MUNICH — The German Teachers' Association said Friday that it would incorporate a new edition of Adolf Hitler's Mein Kampf into its lesson plan after copyright on the work expires, while booksellers grappled with their approach to selling reprints.
The copyright for Hitler's infamous work – part autobiography, part political manifesto, part anti-Semitic diatribe – expires at the end of 2015, paving the way for the release of a 2,000-page, annotated edition authored by Munich's Institute for Contemporary History.
"Professional treatment of text excerpts in class can be an important contributor to immunizing youth against political extremism," Josef Kraus, head of the teachers' association, told Handelsblatt daily.

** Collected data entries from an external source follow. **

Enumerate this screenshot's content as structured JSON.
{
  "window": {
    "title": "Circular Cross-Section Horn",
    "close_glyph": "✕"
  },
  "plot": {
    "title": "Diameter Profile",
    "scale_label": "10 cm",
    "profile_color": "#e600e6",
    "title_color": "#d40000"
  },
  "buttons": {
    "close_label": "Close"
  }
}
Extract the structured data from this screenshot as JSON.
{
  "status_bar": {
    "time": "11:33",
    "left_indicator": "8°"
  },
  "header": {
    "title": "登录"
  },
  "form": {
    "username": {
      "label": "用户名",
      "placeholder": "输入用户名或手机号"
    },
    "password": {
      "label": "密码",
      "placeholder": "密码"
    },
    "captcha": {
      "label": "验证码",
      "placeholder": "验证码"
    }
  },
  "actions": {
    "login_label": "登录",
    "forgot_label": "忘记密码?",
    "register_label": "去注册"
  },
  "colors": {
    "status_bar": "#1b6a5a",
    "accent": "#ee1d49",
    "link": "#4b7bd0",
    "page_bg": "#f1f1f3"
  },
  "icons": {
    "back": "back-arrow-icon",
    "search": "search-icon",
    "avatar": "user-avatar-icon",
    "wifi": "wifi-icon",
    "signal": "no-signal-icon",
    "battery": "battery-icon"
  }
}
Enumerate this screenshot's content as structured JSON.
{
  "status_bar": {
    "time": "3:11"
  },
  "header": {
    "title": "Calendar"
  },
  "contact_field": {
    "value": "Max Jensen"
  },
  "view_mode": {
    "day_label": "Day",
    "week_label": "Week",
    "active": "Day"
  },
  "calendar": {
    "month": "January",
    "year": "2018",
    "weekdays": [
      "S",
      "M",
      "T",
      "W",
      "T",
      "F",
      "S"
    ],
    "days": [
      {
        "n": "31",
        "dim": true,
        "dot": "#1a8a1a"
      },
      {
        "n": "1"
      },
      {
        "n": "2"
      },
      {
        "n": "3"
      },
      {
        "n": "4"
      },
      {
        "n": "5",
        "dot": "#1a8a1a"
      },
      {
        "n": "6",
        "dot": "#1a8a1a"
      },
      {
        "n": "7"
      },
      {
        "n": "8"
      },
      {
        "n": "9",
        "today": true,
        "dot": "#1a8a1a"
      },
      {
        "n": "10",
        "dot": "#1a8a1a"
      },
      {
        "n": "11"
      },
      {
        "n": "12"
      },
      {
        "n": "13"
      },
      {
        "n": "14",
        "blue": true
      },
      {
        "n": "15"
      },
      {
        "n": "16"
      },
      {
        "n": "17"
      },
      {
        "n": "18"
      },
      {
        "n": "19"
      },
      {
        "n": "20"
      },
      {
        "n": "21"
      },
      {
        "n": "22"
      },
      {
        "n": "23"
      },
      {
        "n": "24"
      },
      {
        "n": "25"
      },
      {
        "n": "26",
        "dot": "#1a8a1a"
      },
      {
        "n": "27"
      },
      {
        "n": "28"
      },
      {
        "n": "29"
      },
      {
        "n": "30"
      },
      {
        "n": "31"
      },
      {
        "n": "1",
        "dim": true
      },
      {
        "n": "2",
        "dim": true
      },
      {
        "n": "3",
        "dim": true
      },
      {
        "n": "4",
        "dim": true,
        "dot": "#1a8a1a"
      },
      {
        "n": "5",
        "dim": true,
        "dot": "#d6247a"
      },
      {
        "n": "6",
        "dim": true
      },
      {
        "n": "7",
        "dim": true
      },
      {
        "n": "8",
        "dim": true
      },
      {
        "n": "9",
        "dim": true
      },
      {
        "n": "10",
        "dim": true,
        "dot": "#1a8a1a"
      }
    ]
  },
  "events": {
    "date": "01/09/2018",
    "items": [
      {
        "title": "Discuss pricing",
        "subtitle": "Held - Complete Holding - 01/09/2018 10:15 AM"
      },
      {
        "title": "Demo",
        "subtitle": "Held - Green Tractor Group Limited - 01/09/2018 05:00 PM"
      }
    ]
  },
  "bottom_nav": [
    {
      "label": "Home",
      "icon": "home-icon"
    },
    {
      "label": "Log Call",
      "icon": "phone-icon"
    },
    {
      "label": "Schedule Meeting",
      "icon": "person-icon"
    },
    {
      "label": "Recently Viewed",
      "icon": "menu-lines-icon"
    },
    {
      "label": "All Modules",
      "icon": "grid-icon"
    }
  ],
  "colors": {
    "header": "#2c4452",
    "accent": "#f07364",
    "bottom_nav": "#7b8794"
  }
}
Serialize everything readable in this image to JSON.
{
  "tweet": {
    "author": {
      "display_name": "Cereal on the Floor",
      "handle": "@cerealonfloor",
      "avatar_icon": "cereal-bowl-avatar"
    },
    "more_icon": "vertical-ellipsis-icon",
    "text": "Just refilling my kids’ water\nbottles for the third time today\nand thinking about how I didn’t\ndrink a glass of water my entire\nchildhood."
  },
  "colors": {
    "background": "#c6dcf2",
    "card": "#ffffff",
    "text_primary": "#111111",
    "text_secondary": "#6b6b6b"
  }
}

Kraus has called on Germany's Culture Ministry to lay down a framework for teaching the new edition of Mein Kampf, or My Struggle, to students 16 and up.
He argued that it would be foolish to ignore the work in schools and that prohibition could lead to greater demand among youngsters for the text online.
Meanwhile, booksellers in Germany have been soul-searching ahead of the book's January release.
Online marketplace Amazon told DPA it has decided to donate all proceeds from sales of the institute's publication to charitable causes.
Thalia, a chain of more than 200 book shops in Germany, will not display the book on its shelves, but customers will be allowed to order it when explicitly requested, the retailer told dpa in a survey of booksellers.
"No separate presentation of the book is planned," a Thalia spokeswoman said.
Competitors Hugendubel said: "In principle, our customers can obtain everything from us that is not in our index." Chief executive Nina Hugendubel did not specify whether the retailer would display the new Mein Kampf edition in its shops.